MATE - Música , Arte, tecnologia e educação
Antes de tudo era a música, disse Mateus Aleluia que junto com Iya Sisi fez a plateia no teatro do convento São Francisco dançar um canto de Orixa. Isso mostra uma coisa importante que o "MATE - Música, Artes, Tecnologia e Educação" parece ter percebido e feito com maestria: destacar o comum, o que temos em comum.
Nossas diferenças devem ser percebidas sim, cuidadas e respeitadas, mas precisamos entender que elas são como uma roupa capaz de desbotar com o tempo, às vezes mudam a forma e em outras a importância. Não somos arame rígido. Nossa espécie é a única que sabe dançar. As outras nascem com habilidades rítmicas inatas, mas somente a nossa, essa dos humanos, dança, inclusive mal e sem ritmo. E sabemos cantar mal também e o fazemos quando a emoção é maior que a vergonha.
As novas revoluções, arriscaria eu a afirmar, passam por esses corpos que sentem. Que sentem saudade, que choram a morte dos que amam, aceitam as alegrias imprevistas e são capazes de viajar horas para encontrar alguém que lhes arrepia a pele. Todos nós sabemos o que é rir até doer a barriga e chorar ao ponto de sentir frio. E dançamos. E cantamos também. Qual mãe ou pai não ninou um filho com uma melodia que lembra um ressoar antigo. É o ritmo do coração de um outro o primeiro som que nos envolveu, ali, no ventre de uma mulher.
Como estaremos daqui dez anos? provocou Eron Quintiliano, criador e curador do MATE. Não sei respondi. Não sei porque dependera das escolhas de hoje. Dos caminhos de picada que vamos abrir, dos afetos construídos.
Mas sei que estamos próximos quando nos deixamos sentir. Quando os olhares de desconhecidos se cruzam e percebem estarem a rir da mesma coisa. Em tempos de guerra precisamos inverter algumas importâncias. Dar-se conta que nossa identidade não esta nem na farda nem no sotaque ou estilo da fala fruto da arbitrariedade da vida que nos faz nascer lá e não ca. A identidade habita nas palavras eleitas para falar com alguém e na forma de usar as mãos. E nossa força tampouco esta na identidade inventada das marchas de guerra ou discriminação, mas no que fazemos com o repertório que temos, a língua, o corpo, a linhagem, a cor da pele, as riquezas e as fraquezas.

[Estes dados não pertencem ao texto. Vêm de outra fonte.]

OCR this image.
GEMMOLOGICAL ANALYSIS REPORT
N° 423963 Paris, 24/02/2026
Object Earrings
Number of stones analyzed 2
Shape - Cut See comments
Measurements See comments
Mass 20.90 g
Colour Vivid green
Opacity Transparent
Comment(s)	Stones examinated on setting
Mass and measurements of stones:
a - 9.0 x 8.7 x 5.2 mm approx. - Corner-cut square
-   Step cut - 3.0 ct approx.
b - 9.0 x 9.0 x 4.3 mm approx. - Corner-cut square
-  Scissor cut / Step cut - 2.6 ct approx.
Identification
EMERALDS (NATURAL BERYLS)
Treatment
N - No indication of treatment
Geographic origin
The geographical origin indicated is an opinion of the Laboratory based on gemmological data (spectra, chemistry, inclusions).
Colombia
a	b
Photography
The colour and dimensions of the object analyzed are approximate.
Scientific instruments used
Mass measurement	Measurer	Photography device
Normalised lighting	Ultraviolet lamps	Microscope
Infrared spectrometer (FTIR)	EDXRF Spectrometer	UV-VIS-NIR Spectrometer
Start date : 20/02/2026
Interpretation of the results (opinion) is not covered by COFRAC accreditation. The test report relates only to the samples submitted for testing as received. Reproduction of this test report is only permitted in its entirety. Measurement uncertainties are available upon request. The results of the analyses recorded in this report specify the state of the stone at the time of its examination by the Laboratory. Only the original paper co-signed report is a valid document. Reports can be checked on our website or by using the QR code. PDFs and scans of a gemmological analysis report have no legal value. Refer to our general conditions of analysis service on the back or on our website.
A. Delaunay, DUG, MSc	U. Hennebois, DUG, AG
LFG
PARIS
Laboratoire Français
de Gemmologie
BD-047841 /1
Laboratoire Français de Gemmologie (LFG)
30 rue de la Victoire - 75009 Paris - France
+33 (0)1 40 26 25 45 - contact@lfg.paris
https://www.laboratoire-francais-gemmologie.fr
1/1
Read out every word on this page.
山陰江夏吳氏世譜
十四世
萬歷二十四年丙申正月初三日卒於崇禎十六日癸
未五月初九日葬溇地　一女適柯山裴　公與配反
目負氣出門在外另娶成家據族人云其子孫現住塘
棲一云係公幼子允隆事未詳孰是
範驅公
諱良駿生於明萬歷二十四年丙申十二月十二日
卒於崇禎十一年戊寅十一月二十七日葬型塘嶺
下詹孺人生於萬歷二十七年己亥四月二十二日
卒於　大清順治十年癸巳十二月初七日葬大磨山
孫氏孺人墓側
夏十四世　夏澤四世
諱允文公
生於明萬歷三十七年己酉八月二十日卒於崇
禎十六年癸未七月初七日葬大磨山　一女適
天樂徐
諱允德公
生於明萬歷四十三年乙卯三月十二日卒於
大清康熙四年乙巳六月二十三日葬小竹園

Se a curadoria do MATE coordenada por Eron levou isso em consideração também não sei, mas havia delicadezas muito sofisticadas na composição e na eleição dos temas e dos artistas nesta primeira edição na Europa. Um evento fruto da cooperação entre três países: Portugal (Região de Coimbra), Espanha (Galiza) e Grécia (Tessalónica). O MATE é um projeto de dimensão europeia e espírito global, desenhado para fomentar o inter-conhecimento, capacitação, tutoria e estabelecimento de negócios no âmbito das Indústrias Culturais e Criativas (ICC), com especial ênfase para o sub-setor da Música.
Essa música que veio antes mesmo da palavra. Mesmo sendo a música o foco principal, os encontros trouxeram transversalmente os temas da inclusão, da diversidade e da igualdade de gênero, da preservação do ambiente e a sensibilização para as alterações climáticas.
Entre os objetos do festival está o do provocar e estimular reflexões, apresentar e desenvolver projetos inovadores, propiciar o diálogo, as visões e experiências diversas. Além de contribuir para fazer emergir uma rede e uma plataforma de novas oportunidades de negócio para aqueles que pretendam comprar, vender, conceber e promover o seu projeto, negócio ou empreendimento na área da música. Não podemos esquecer que cultura também gera muita riqueza de ordem material, trabalho, empregos, negócios, no Brasil, por exemplo, é responsável por uma grande fatia do PIB.
Como estaremos daqui dez anos eu realmente não sei, mas iniciativas como a do MATE parecem nos convidar a novos percursos e a criar este futuro.
Somos consertos e concertos, mas conseguimos aprender a dançar, ao fim o que mais importa é com quem dançamos e as músicas que entoamos, mesmo baixinho, mesmo desafinando.